Our path lead us vertically conquering many steps for the reward of a brilliant view of Roman cityscape at dusk. The sky was a melty blend of purples, pinks and burnt oranges with the white, red and amber of headlights and street lamps below glistening like fireflies in the night. The countless church spires pierced the skyline with a distant backdrop of silhouetted treetops. It was fantastic to simply sit and watch time pass with a view unlike anything I had seen before with my best pals, thousands of miles away from where we called home. It exhumed a peaceful romance, a perfect place to return to with a significant other in the future.
As the light continued to fade we descend back to the square and took a pew on the lip of the fountain. Some street performers began setting up in the centre with what looked like general flame apparatus. They were attracting a small group of other inquisitive humans who we decided to join for this spontaneous attraction. The performers consisted of four women hailing from America, Holland, Istanbul and the front-woman a local from Rome. Their showmanship paired with infectious energy in a combination of fire twirling and a slapstick narrative culminated in a thoroughly enjoyable forty-five minutes. We tipped generously with the euro shrapnel remaining from our evening.
Now I’d like to finish by telling you that we caught the metro making our way home at a respectable time tucking snuggly into bed all content with our evening. Although that was not the case, as there was to be another twist in our evening. The metro route we had taken us to the Spanish Steps was closed so I decided to take the reigns, leading us through a tunnel what I thought would take us to an alternative train. I take full responsibility for ballsing this up.

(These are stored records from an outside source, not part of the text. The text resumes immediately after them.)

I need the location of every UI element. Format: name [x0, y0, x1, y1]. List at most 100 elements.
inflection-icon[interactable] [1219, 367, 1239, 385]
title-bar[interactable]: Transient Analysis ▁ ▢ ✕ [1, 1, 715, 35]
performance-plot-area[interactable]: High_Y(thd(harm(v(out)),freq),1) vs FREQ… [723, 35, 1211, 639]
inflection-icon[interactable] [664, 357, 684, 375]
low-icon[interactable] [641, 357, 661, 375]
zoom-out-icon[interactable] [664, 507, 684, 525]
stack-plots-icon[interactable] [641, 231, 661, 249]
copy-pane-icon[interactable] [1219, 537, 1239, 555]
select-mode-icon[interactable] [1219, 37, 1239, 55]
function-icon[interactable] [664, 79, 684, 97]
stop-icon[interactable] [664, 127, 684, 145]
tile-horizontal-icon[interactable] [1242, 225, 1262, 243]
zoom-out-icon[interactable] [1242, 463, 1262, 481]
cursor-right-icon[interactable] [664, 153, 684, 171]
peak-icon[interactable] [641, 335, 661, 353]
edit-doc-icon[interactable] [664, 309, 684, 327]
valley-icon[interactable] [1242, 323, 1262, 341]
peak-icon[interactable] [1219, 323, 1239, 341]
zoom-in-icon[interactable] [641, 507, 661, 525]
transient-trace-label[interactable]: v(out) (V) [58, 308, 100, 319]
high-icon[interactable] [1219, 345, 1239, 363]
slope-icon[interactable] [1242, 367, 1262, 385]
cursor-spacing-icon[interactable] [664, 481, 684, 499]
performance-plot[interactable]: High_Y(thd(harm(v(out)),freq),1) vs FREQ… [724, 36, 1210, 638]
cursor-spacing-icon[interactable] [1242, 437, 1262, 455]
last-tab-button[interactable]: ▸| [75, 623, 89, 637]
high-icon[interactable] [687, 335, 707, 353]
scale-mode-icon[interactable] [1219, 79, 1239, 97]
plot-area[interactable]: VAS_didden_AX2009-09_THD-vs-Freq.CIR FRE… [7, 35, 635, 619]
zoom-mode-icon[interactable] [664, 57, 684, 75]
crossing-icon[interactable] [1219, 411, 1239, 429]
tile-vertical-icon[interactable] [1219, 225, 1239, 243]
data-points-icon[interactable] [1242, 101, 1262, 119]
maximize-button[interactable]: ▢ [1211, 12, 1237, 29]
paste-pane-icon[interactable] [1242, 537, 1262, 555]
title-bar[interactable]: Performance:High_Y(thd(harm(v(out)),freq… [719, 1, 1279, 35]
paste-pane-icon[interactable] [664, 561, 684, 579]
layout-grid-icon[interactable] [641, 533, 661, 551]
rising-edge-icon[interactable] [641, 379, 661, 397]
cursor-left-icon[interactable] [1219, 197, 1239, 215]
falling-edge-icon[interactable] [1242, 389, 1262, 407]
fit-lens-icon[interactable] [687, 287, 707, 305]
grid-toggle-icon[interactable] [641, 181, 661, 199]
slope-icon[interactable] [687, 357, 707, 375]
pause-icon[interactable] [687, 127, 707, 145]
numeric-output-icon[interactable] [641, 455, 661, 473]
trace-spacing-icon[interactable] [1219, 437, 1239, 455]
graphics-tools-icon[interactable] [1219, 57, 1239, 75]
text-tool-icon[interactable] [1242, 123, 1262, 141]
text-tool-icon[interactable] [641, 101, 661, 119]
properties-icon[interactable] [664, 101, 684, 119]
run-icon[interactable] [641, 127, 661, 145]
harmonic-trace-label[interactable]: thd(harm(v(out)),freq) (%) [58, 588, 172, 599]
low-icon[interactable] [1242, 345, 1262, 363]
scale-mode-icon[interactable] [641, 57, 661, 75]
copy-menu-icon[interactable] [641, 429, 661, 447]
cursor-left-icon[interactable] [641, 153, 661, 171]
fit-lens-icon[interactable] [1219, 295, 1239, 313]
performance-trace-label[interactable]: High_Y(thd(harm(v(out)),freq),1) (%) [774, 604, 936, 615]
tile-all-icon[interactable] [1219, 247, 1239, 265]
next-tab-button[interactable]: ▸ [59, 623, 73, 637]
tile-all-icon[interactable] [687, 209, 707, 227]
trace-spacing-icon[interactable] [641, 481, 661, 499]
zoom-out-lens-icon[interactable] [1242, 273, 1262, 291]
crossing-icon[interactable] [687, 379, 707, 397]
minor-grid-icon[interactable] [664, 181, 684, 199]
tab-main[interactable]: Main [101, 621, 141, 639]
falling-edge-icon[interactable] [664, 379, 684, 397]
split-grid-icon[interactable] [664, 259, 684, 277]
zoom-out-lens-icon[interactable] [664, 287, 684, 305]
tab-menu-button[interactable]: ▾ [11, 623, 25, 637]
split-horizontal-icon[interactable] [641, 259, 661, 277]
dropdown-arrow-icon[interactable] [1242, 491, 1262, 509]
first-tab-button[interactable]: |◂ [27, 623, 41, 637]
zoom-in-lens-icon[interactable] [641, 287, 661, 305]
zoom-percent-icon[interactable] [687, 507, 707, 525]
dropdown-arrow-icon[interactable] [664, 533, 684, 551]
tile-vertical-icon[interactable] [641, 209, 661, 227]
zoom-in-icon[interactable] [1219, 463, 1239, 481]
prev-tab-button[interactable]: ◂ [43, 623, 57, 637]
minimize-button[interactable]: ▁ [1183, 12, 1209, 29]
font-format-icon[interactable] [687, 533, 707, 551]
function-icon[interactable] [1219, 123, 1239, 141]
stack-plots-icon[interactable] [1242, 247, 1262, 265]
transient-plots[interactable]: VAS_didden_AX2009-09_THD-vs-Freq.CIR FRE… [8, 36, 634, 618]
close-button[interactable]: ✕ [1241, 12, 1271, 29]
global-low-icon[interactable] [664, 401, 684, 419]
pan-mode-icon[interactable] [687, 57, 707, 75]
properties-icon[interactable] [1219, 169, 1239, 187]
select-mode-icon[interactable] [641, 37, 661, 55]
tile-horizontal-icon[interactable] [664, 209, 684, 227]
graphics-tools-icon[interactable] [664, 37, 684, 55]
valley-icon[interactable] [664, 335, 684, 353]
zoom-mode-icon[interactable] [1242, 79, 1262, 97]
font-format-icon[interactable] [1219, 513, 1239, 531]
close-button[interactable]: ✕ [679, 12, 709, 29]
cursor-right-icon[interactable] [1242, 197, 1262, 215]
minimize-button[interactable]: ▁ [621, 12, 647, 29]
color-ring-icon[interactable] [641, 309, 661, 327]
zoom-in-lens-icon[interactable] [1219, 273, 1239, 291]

We ended up emerging from the underground very lost in a part of town we didn’t recognise with no cabs or buses to take us home. It was my fault so I was going to get us out of it. We walked down a strip of hotels and bars looking for road signs. It wasn’t a rough area, we just needed pointing in the right direction. My tactic was to pinball from hotel to hotel asking the concierges outside, in my best car crash hybrid of Englitalian, which way we should take to Termini station. Somehow it worked! About an hour into extra time of our evening which reached Funny Palace and hit the hay after another crazy fun day to remember in Europe.